Sarah Blake. Credit: Adam Taylor/The Nightly

Vaping policy is firming as a potential election battleground, with momentum building in the Coalition party room to support the regulated sale of e-cigarettes and overturn the prescription model introduced under the previous Coalition government.

As new modelling shows a potential $9 to $12 billion revenue windfall if an excise was introduced, political leaders are finding themselves grappling with a real-time health crisis that is defying legislative control.

Nationals Leader David Littleproud, who is leading the push to introduce plain packaging of vapes and reap the excise windfall, happily admits he got it wrong when he supported former health minister Greg Hunt’s introduction of the prescription model.

Australia is the only country to restrict legal access vapes to prescription holders while Canada, the UK and countries across Europe simply tax them, according to Roy Morgan.

“I supported a prohibition model, but I got it wrong, because I can see what’s happening on the streets,” Mr Littleproud told The Nightly.

“And if you’re a legislator, why wouldn’t you look around you and see what’s happening, go ‘you got it wrong’, but have the character to say ‘I got it wrong’ and do something different?

“Because if we keep going down the prohibition path, all that’s going to happen is organised crime will flourish. Our kids will keep getting the product and the product will be worse.

“I don’t want these products at all, but we’ve got to understand, there’s no silver bullet to try and get rid of them.”

Amid growing community frustration with vaping policy, pollster Kos Samaras from RedBridge said that while the votes of young people are unlikely to be swayed because so many freely access the black market, those of their parents are up for grabs.

With new RedBridge polling showing 85 per cent of Labor voters wanted vapes taxed and regulated in the same way as tobacco, the Government’s claims to be on top of the issue was divorced from their reality, he said.

“This is an issue where people who are disinterested in politics will once again see that the political class does not represent them and doesn’t understand their concerns,” Mr Samaras said.

Modelling by Tulipwood Advisory released Monday showed that an excise of $1.50 per ml would raise an additional $9b over five years, including an extra $3b in GST.

Commissioned by the Australian Association of Convenience Stores, the data was calculated on the Commonwealth Grant Commission’s GST distribution method.

Funds from a vape tax could be redirected into fighting the effects of the addiction epidemic and shutting down the black market, said AACS CEO Theo Foukkare.

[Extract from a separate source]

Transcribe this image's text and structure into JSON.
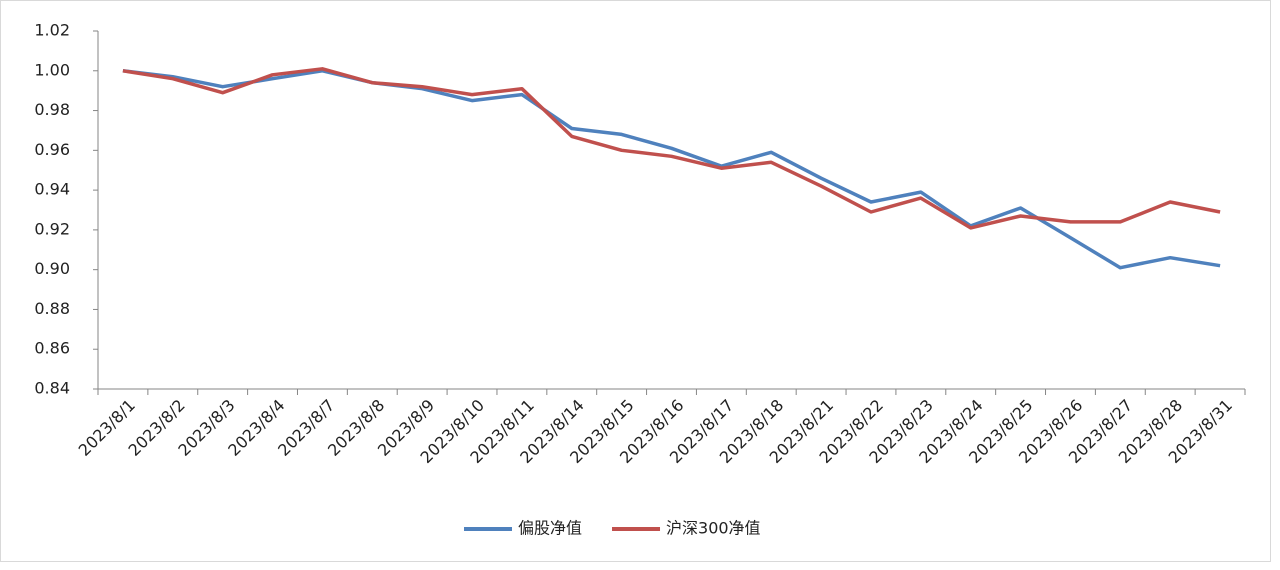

“It’s a problem that children have access. However, the reason that they have access is due to a $4 billion a year black market that is being run by criminal networks,” he told The Nightly.

“And they’re taking advantage of vapes effectively being banned in Australia, no different to how alcohol was banned in the US in the 1920s. We’re seeing a very similar thing play out here.

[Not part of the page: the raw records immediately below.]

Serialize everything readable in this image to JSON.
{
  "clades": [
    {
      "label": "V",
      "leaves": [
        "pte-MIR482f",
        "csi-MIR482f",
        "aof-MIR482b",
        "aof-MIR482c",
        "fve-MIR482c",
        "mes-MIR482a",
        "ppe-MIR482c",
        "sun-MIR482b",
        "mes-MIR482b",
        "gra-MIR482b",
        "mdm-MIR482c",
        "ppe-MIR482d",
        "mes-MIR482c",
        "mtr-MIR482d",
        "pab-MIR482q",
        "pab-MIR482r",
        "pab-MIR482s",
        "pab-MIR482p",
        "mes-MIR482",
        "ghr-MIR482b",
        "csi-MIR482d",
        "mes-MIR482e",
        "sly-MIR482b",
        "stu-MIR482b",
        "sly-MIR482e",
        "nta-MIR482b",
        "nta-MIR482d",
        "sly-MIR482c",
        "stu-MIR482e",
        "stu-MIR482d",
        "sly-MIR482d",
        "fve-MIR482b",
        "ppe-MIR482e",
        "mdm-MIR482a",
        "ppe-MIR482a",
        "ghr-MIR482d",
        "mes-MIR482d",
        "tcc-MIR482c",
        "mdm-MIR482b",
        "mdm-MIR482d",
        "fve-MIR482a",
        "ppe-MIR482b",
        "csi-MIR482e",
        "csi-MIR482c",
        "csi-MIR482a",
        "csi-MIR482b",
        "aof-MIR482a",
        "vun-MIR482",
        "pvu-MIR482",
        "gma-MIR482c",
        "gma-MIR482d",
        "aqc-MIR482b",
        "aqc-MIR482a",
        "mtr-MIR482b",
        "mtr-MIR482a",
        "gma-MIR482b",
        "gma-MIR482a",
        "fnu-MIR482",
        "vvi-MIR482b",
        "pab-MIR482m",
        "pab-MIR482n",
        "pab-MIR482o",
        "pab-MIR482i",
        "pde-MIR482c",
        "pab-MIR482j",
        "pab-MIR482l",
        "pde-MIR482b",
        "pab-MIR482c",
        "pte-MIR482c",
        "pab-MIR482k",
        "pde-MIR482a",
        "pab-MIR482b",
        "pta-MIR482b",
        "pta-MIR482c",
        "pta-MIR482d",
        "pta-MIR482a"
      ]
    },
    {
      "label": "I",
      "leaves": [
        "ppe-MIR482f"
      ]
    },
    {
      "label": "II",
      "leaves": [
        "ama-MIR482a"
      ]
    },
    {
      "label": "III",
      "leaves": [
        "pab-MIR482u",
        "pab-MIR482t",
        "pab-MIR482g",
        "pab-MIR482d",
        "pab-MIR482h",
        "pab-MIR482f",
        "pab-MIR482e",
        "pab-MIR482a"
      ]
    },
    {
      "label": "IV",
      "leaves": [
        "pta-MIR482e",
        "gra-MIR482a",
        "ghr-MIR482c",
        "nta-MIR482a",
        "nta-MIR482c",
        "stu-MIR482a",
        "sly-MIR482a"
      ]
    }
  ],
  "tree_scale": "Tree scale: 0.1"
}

“We believe that a fair chunk of that income that is raised by the government should be used to going to education to stop kids from vaping, it should go into enforcement. Because it’s not being enforced across all of the states and territories anywhere near where it should be to shut down the illegal market.

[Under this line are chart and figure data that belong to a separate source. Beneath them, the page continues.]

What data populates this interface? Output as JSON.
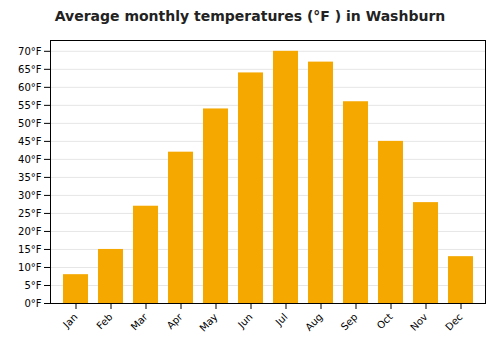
{
  "chart_data": {
    "type": "bar",
    "title": "Average monthly temperatures (°F ) in Washburn",
    "categories": [
      "Jan",
      "Feb",
      "Mar",
      "Apr",
      "May",
      "Jun",
      "Jul",
      "Aug",
      "Sep",
      "Oct",
      "Nov",
      "Dec"
    ],
    "values": [
      8,
      15,
      27,
      42,
      54,
      64,
      70,
      67,
      56,
      45,
      28,
      13
    ],
    "color": "#F5A800",
    "ylim": [
      0,
      73
    ],
    "yticks": [
      {
        "value": 0,
        "label": "0°F"
      },
      {
        "value": 5,
        "label": "5°F"
      },
      {
        "value": 10,
        "label": "10°F"
      },
      {
        "value": 15,
        "label": "15°F"
      },
      {
        "value": 20,
        "label": "20°F"
      },
      {
        "value": 25,
        "label": "25°F"
      },
      {
        "value": 30,
        "label": "30°F"
      },
      {
        "value": 35,
        "label": "35°F"
      },
      {
        "value": 40,
        "label": "40°F"
      },
      {
        "value": 45,
        "label": "45°F"
      },
      {
        "value": 50,
        "label": "50°F"
      },
      {
        "value": 55,
        "label": "55°F"
      },
      {
        "value": 60,
        "label": "60°F"
      },
      {
        "value": 65,
        "label": "65°F"
      },
      {
        "value": 70,
        "label": "70°F"
      }
    ],
    "grid": true
  }
}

“We believe that it should also go into building hospitals, and it could be going to building houses. Ultimately, we’ve got declining tobacco revenue and that’s not because people are stopping smoking, they’re moving into illegal products, both in illegal tobacco as well as any illegal vaping products.”

The Greens are also not in favour of prohibition but have yet to announce their vape policy while shadow health minister Anne Ruston said the Coalition was still debating its full position.

“The Coalition’s primary goal is to prevent Australian children from having access to vaping products and becoming addicted to vaping,” a spokesperson for Ms Ruston said.

“Australians, including children, are getting ready access to illegal vapes in every State and Territory because the law is not being adequately enforced.

“The illicit vaping black market is out-of-control and thriving in Australia.”